The Master was born in 1936 in Surrey.  He was evacuated to friends in the country during the phoney war in 1939.  His father, who worked in the Customs House next to the Tower of London, died in 1942 and he was sent to the Royal Masonic School at Bushey.  This was a charity school where almost no one had two parents and some were careless enough to have lost both.  Considered somewhat of a dreamer he left school at 16, when his mother was told 'that he would not benefit from any further education'.  Fortunately the school, in addition to providing two suits of clothes, arranged two interviews for those leaving.  One of these was with a QS, E C Harris, who did not exactly interview him but told him to report as the office boy on £100 a year.  Having qualified, by correspondence course and evening classes, as a Chartered Quantity Surveyor he decided he was not wedded to the profession.  He joined the Economics Department of the National Building Agency, at a time when it was oth

erwise full of very bright young people, selling research to the industry and its clients.  Overcoming some difficulty in understanding the language of the economists he became head of the department, when it was virtually the only part of the NBA that was financially viable.  In 1969 he was invited to join John Lewis, when it was just about to start a major expansion of its department store and Waitrose divisions.  His initial responsibilities were for architecture, engineering and maintenance but over the years these grew and others were added, the transport fleets, fire control and prevention, health and safety, facilities management, a castle, a country club and a golf club.  He joined the Principle Executive Committee and the boards of John Lewis plc and the John Lewis Trust for Pensions.
He was introduced to the Livery by Past Master Joe Eaton in 1978. He served on the Liverymans' Committee under its first chairman, John Lelliott.

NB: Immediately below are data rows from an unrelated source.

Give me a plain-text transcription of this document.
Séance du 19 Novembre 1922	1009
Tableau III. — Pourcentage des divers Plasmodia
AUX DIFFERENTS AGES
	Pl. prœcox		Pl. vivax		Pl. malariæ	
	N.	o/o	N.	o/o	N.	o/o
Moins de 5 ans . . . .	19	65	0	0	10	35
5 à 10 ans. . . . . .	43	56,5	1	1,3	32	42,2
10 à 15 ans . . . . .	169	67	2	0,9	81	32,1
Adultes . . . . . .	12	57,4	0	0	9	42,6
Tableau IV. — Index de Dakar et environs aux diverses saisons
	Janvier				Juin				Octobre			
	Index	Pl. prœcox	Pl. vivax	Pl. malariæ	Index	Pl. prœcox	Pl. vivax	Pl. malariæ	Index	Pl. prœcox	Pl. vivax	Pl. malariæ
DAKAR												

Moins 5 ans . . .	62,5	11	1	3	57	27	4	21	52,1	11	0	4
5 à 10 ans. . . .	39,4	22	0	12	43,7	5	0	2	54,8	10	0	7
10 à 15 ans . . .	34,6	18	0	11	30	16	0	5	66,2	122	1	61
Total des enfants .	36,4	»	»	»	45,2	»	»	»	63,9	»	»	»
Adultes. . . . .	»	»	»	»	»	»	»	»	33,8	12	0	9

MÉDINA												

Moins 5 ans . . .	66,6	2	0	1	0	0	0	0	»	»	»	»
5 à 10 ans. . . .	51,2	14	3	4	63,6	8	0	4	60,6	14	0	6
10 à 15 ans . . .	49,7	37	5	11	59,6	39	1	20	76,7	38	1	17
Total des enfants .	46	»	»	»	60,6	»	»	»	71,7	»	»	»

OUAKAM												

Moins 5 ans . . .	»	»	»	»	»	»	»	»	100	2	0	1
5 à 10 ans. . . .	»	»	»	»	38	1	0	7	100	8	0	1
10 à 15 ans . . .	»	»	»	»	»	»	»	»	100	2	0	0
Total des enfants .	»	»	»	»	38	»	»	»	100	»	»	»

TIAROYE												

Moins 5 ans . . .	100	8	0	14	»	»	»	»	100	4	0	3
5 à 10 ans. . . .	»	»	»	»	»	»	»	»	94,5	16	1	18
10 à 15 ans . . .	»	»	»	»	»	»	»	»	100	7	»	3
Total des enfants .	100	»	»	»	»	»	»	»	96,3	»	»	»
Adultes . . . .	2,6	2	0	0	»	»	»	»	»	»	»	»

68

He was active in the RICS on various committees and councils and was chairman of the QS junior organisation in the RICS centenary year.  The Department of Construction Management at Reading University invited him to join its advisory board, and he was subsequently involved in various working parties and research work.  He was a founding director of the Reading Construction Forum and founding chairman of the Design Build Foundation.


National Service saw him commissioned in the Royal Engineers.  As Assistant Adjutant at the School of Military Engineering he spent most of his time rowing for the Thames RC and the RE, including a particularly inglorious entry for Henley.

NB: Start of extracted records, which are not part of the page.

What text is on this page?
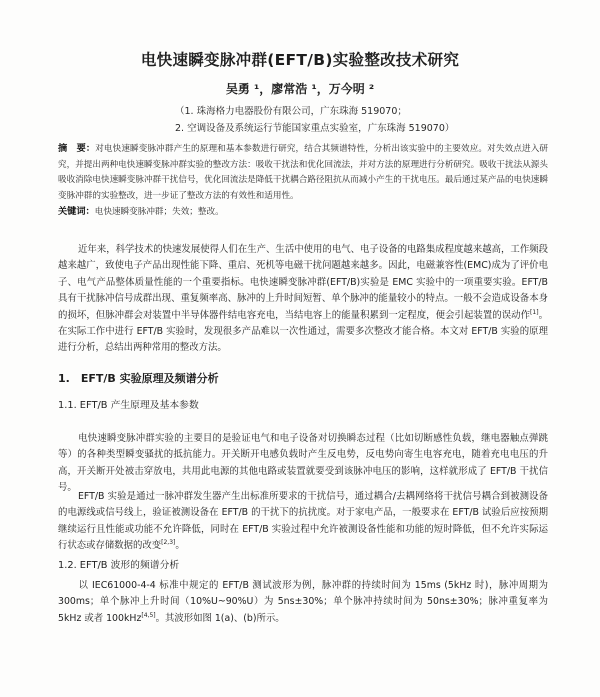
电快速瞬变脉冲群(EFT/B)实验整改技术研究
吴勇 ¹，廖常浩 ¹，万今明 ²
（1. 珠海格力电器股份有限公司，广东珠海 519070；
2. 空调设备及系统运行节能国家重点实验室，广东珠海 519070）
摘　要：对电快速瞬变脉冲群产生的原理和基本参数进行研究，结合其频谱特性，分析出该实验中的主要效应。对失效点进入研究，并提出两种电快速瞬变脉冲群实验的整改方法：吸收干扰法和优化回流法，并对方法的原理进行分析研究。吸收干扰法从源头吸收消除电快速瞬变脉冲群干扰信号，优化回流法是降低干扰耦合路径阻抗从而减小产生的干扰电压。最后通过某产品的电快速瞬变脉冲群的实验整改，进一步证了整改方法的有效性和适用性。
关键词：电快速瞬变脉冲群；失效；整改。
近年来，科学技术的快速发展使得人们在生产、生活中使用的电气、电子设备的电路集成程度越来越高，工作频段越来越广，致使电子产品出现性能下降、重启、死机等电磁干扰问题越来越多。因此，电磁兼容性(EMC)成为了评价电子、电气产品整体质量性能的一个重要指标。电快速瞬变脉冲群(EFT/B)实验是 EMC 实验中的一项重要实验。EFT/B 具有干扰脉冲信号成群出现、重复频率高、脉冲的上升时间短暂、单个脉冲的能量较小的特点。一般不会造成设备本身的损坏，但脉冲群会对装置中半导体器件结电容充电，当结电容上的能量积累到一定程度，便会引起装置的误动作[1]。在实际工作中进行 EFT/B 实验时，发现很多产品难以一次性通过，需要多次整改才能合格。本文对 EFT/B 实验的原理进行分析，总结出两种常用的整改方法。
1.　EFT/B 实验原理及频谱分析
1.1. EFT/B 产生原理及基本参数
电快速瞬变脉冲群实验的主要目的是验证电气和电子设备对切换瞬态过程（比如切断感性负载，继电器触点弹跳等）的各种类型瞬变骚扰的抵抗能力。开关断开电感负载时产生反电势，反电势向寄生电容充电，随着充电电压的升高，开关断开处被击穿放电，共用此电源的其他电路或装置就要受到该脉冲电压的影响，这样就形成了 EFT/B 干扰信号。
EFT/B 实验是通过一脉冲群发生器产生出标准所要求的干扰信号，通过耦合/去耦网络将干扰信号耦合到被测设备的电源线或信号线上，验证被测设备在 EFT/B 的干扰下的抗扰度。对于家电产品，一般要求在 EFT/B 试验后应按预期继续运行且性能或功能不允许降低，同时在 EFT/B 实验过程中允许被测设备性能和功能的短时降低，但不允许实际运行状态或存储数据的改变[2,3]。
1.2. EFT/B 波形的频谱分析
以 IEC61000-4-4 标准中规定的 EFT/B 测试波形为例，脉冲群的持续时间为 15ms (5kHz 时)，脉冲周期为 300ms；单个脉冲上升时间（10%U~90%U）为 5ns±30%；单个脉冲持续时间为 50ns±30%；脉冲重复率为 5kHz 或者 100kHz[4,5]。其波形如图 1(a)、(b)所示。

Master & Mistress Pavior with Ali and Guy

In 1963 he married Beverley, who was working in the City.  As her father was the Vicar of St Gabriel's Warwick Square they enjoyed a free wedding.  The previous year they had bought a Georgian ruin in Canonbury, which took five years to rebuild.  Beverley doing most of the work.  Both their children are Paviors and last year they sponsored their Mother for the Freedom of the City of London.  Guy entered the Livery by servitude and runs a hotel in Winchester.  Ali trouble shoots IT in John Lewis.  She is married to Andrew, a consultant anaesthetist and has one son, Christopher.  Beverley was a member of the Red Cross Street Market in the City for many years and of various other charities.  For 23 years she has been a Magistrate on the Inner London Bench, sitting on Family Proceedings and Youth Court.


Since his retirement John has served on two charities, CITY and CRASH, he chairs the Executive on the latter.  He is a member of the Army and Navy Club, the MCC, City Livery Club and the Savage Club, where he is the Vice-Chairman.  Beverley and he fish, he shoots occasionally and reads and drinks wine when he can.